Le nombre de médicaments de cette famille disponibles sur le marché pourrait augmenter de moitié d'ici à 2030, annonce l'organisation dans une étude exclusive. Ce bond promet de révolutionner le traitement de nombreuses pathologies, offrant de nouveaux espoirs aux patients.
Un large spectre d'action
Les anticorps monoclonaux ont un atout majeur : ils sont efficaces contre une grande variété de maladies. On les retrouve dans le traitement de nombreux cancers, mais aussi de pathologies inflammatoires comme le psoriasis, la spondylarthrite rhumatoïde ou la maladie de Crohn. Plus récemment, ils ont été utilisés contre des infections telles que la bronchiolite aiguë chez les nourrissons et le Covid-19.
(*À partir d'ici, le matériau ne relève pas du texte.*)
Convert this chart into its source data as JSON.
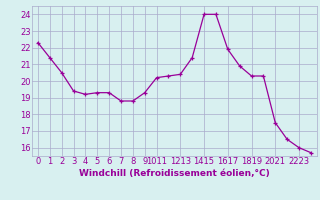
{
  "x": [
    0,
    1,
    2,
    3,
    4,
    5,
    6,
    7,
    8,
    9,
    10,
    11,
    12,
    13,
    14,
    15,
    16,
    17,
    18,
    19,
    20,
    21,
    22,
    23
  ],
  "y": [
    22.3,
    21.4,
    20.5,
    19.4,
    19.2,
    19.3,
    19.3,
    18.8,
    18.8,
    19.3,
    20.2,
    20.3,
    20.4,
    21.4,
    24.0,
    24.0,
    21.9,
    20.9,
    20.3,
    20.3,
    17.5,
    16.5,
    16.0,
    15.7
  ],
  "line_color": "#990099",
  "marker": "+",
  "bg_color": "#d8f0f0",
  "grid_color": "#aaaacc",
  "xlabel": "Windchill (Refroidissement éolien,°C)",
  "ylim": [
    15.5,
    24.5
  ],
  "yticks": [
    16,
    17,
    18,
    19,
    20,
    21,
    22,
    23,
    24
  ],
  "tick_color": "#990099",
  "xlabel_fontsize": 6.5,
  "tick_fontsize": 6.0,
  "fig_width": 3.2,
  "fig_height": 2.0,
  "dpi": 100
}
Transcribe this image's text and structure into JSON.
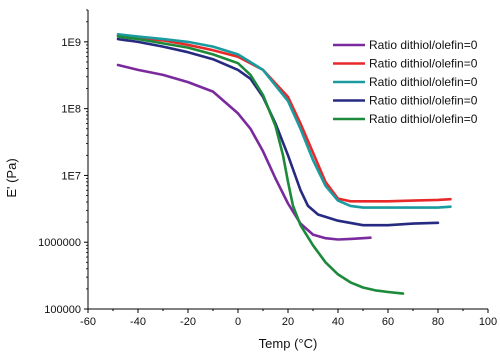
{
  "chart_data": {
    "type": "line",
    "title": "",
    "xlabel": "Temp (°C)",
    "ylabel": "E' (Pa)",
    "xlim": [
      -60,
      100
    ],
    "ylim": [
      100000,
      3000000000
    ],
    "yscale": "log",
    "grid": false,
    "legend_position": "top-right",
    "x_ticks": [
      -60,
      -40,
      -20,
      0,
      20,
      40,
      60,
      80,
      100
    ],
    "x_tick_labels": [
      "-60",
      "-40",
      "-20",
      "0",
      "20",
      "40",
      "60",
      "80",
      "100"
    ],
    "y_ticks": [
      100000,
      1000000,
      10000000,
      100000000,
      1000000000
    ],
    "y_tick_labels": [
      "100000",
      "1000000",
      "1E7",
      "1E8",
      "1E9"
    ],
    "series": [
      {
        "name": "Ratio dithiol/olefin=0",
        "color": "#7b2a9e",
        "points": [
          [
            -48,
            450000000
          ],
          [
            -40,
            380000000
          ],
          [
            -30,
            320000000
          ],
          [
            -20,
            250000000
          ],
          [
            -10,
            180000000
          ],
          [
            0,
            85000000
          ],
          [
            5,
            50000000
          ],
          [
            10,
            23000000
          ],
          [
            15,
            9000000
          ],
          [
            20,
            3800000
          ],
          [
            25,
            1900000
          ],
          [
            30,
            1300000
          ],
          [
            35,
            1150000
          ],
          [
            40,
            1100000
          ],
          [
            45,
            1120000
          ],
          [
            50,
            1150000
          ],
          [
            53,
            1170000
          ]
        ]
      },
      {
        "name": "Ratio dithiol/olefin=0",
        "color": "#e8292a",
        "points": [
          [
            -48,
            1250000000
          ],
          [
            -40,
            1150000000
          ],
          [
            -30,
            1050000000
          ],
          [
            -20,
            900000000
          ],
          [
            -10,
            750000000
          ],
          [
            0,
            600000000
          ],
          [
            10,
            380000000
          ],
          [
            20,
            150000000
          ],
          [
            25,
            60000000
          ],
          [
            30,
            22000000
          ],
          [
            35,
            8000000
          ],
          [
            40,
            4500000
          ],
          [
            45,
            4100000
          ],
          [
            50,
            4100000
          ],
          [
            60,
            4100000
          ],
          [
            70,
            4200000
          ],
          [
            80,
            4300000
          ],
          [
            85,
            4400000
          ]
        ]
      },
      {
        "name": "Ratio dithiol/olefin=0",
        "color": "#1a9ba0",
        "points": [
          [
            -48,
            1300000000
          ],
          [
            -40,
            1200000000
          ],
          [
            -30,
            1100000000
          ],
          [
            -20,
            1000000000
          ],
          [
            -10,
            850000000
          ],
          [
            0,
            650000000
          ],
          [
            10,
            380000000
          ],
          [
            20,
            130000000
          ],
          [
            25,
            50000000
          ],
          [
            30,
            17000000
          ],
          [
            35,
            7000000
          ],
          [
            40,
            4200000
          ],
          [
            45,
            3500000
          ],
          [
            50,
            3300000
          ],
          [
            60,
            3300000
          ],
          [
            70,
            3300000
          ],
          [
            80,
            3300000
          ],
          [
            85,
            3400000
          ]
        ]
      },
      {
        "name": "Ratio dithiol/olefin=0",
        "color": "#262a80",
        "points": [
          [
            -48,
            1100000000
          ],
          [
            -40,
            1000000000
          ],
          [
            -30,
            850000000
          ],
          [
            -20,
            700000000
          ],
          [
            -10,
            550000000
          ],
          [
            0,
            380000000
          ],
          [
            5,
            280000000
          ],
          [
            10,
            150000000
          ],
          [
            15,
            60000000
          ],
          [
            20,
            20000000
          ],
          [
            25,
            6000000
          ],
          [
            28,
            3500000
          ],
          [
            32,
            2600000
          ],
          [
            40,
            2100000
          ],
          [
            50,
            1800000
          ],
          [
            60,
            1800000
          ],
          [
            70,
            1900000
          ],
          [
            80,
            1950000
          ]
        ]
      },
      {
        "name": "Ratio dithiol/olefin=0",
        "color": "#1c8a3a",
        "points": [
          [
            -48,
            1200000000
          ],
          [
            -40,
            1100000000
          ],
          [
            -30,
            950000000
          ],
          [
            -20,
            820000000
          ],
          [
            -10,
            650000000
          ],
          [
            0,
            480000000
          ],
          [
            5,
            320000000
          ],
          [
            10,
            160000000
          ],
          [
            15,
            55000000
          ],
          [
            18,
            20000000
          ],
          [
            20,
            8000000
          ],
          [
            22,
            3500000
          ],
          [
            25,
            1800000
          ],
          [
            30,
            900000
          ],
          [
            35,
            500000
          ],
          [
            40,
            330000
          ],
          [
            45,
            250000
          ],
          [
            50,
            210000
          ],
          [
            55,
            190000
          ],
          [
            60,
            180000
          ],
          [
            66,
            170000
          ]
        ]
      }
    ]
  }
}
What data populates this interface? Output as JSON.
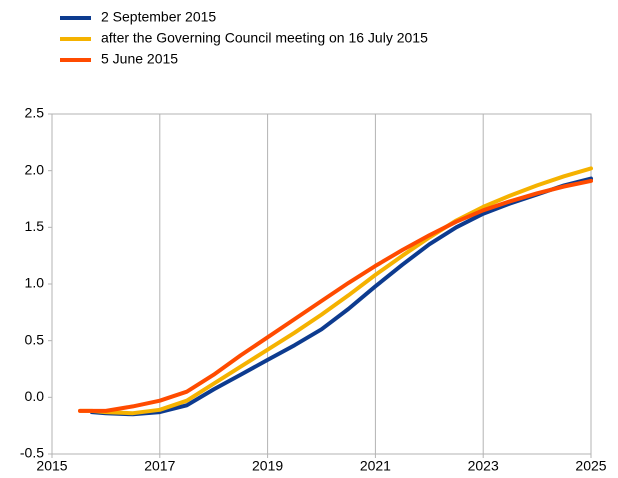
{
  "chart_data": {
    "type": "line",
    "x": [
      2015.52,
      2015.74,
      2016,
      2016.5,
      2017,
      2017.5,
      2018,
      2018.5,
      2019,
      2019.5,
      2020,
      2020.5,
      2021,
      2021.5,
      2022,
      2022.5,
      2023,
      2023.5,
      2024,
      2024.5,
      2025
    ],
    "series": [
      {
        "name": "2 September 2015",
        "color": "#0d3b8f",
        "values": [
          null,
          -0.13,
          -0.14,
          -0.15,
          -0.13,
          -0.07,
          0.07,
          0.2,
          0.33,
          0.46,
          0.6,
          0.78,
          0.98,
          1.17,
          1.35,
          1.5,
          1.62,
          1.71,
          1.79,
          1.87,
          1.93
        ]
      },
      {
        "name": "after the Governing Council meeting on 16 July 2015",
        "color": "#f5b200",
        "values": [
          -0.12,
          -0.12,
          -0.13,
          -0.14,
          -0.11,
          -0.03,
          0.12,
          0.27,
          0.42,
          0.57,
          0.73,
          0.9,
          1.08,
          1.25,
          1.41,
          1.56,
          1.68,
          1.78,
          1.87,
          1.95,
          2.02
        ]
      },
      {
        "name": "5 June 2015",
        "color": "#ff4b00",
        "values": [
          -0.12,
          -0.12,
          -0.12,
          -0.08,
          -0.03,
          0.05,
          0.2,
          0.37,
          0.53,
          0.69,
          0.85,
          1.01,
          1.16,
          1.3,
          1.43,
          1.55,
          1.65,
          1.73,
          1.8,
          1.86,
          1.91
        ]
      }
    ],
    "xlim": [
      2015,
      2025
    ],
    "xticks": [
      2015,
      2017,
      2019,
      2021,
      2023,
      2025
    ],
    "ylim": [
      -0.5,
      2.5
    ],
    "yticks": [
      -0.5,
      {
        "value": 0,
        "label": "0.0"
      },
      0.5,
      {
        "value": 1,
        "label": "1.0"
      },
      1.5,
      {
        "value": 2,
        "label": "2.0"
      },
      2.5
    ],
    "grid": "x",
    "legend": "top-left"
  }
}
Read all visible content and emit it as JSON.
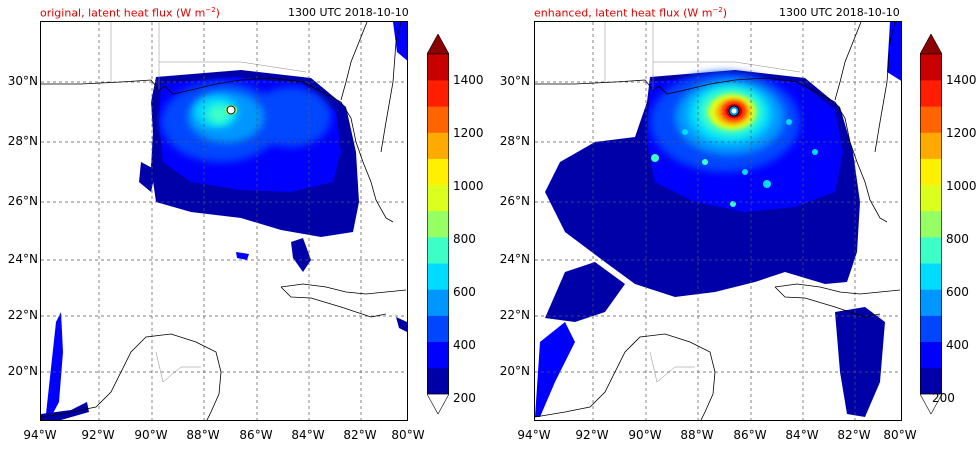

« Les anticorps ont été développés contre les cancers et on s'est vite aperçu qu'ils étaient bien supportés par les malades, y compris sur le long terme », explique Frédéric Lavie, du Leem. Cette tolérance ouvre la voie à des traitements chroniques pour des maladies jusqu'alors incurables, comme Alzheimer.
Des espoirs pour demain
Les perspectives sont prometteuses. Avec l'arrivée de nouveaux anticorps, les patients pourraient bénéficier de thérapies plus ciblées et moins toxiques. La recherche se concentre également sur l'amélioration de l'administration, avec des formes injectables à action prolongée ou des versions orales.
Cependant, des défis subsistent, notamment en termes de coût et d'accès aux traitements. Le Leem appelle à un soutien accru à l'innovation pour que cette déferlante profite au plus grand nombre.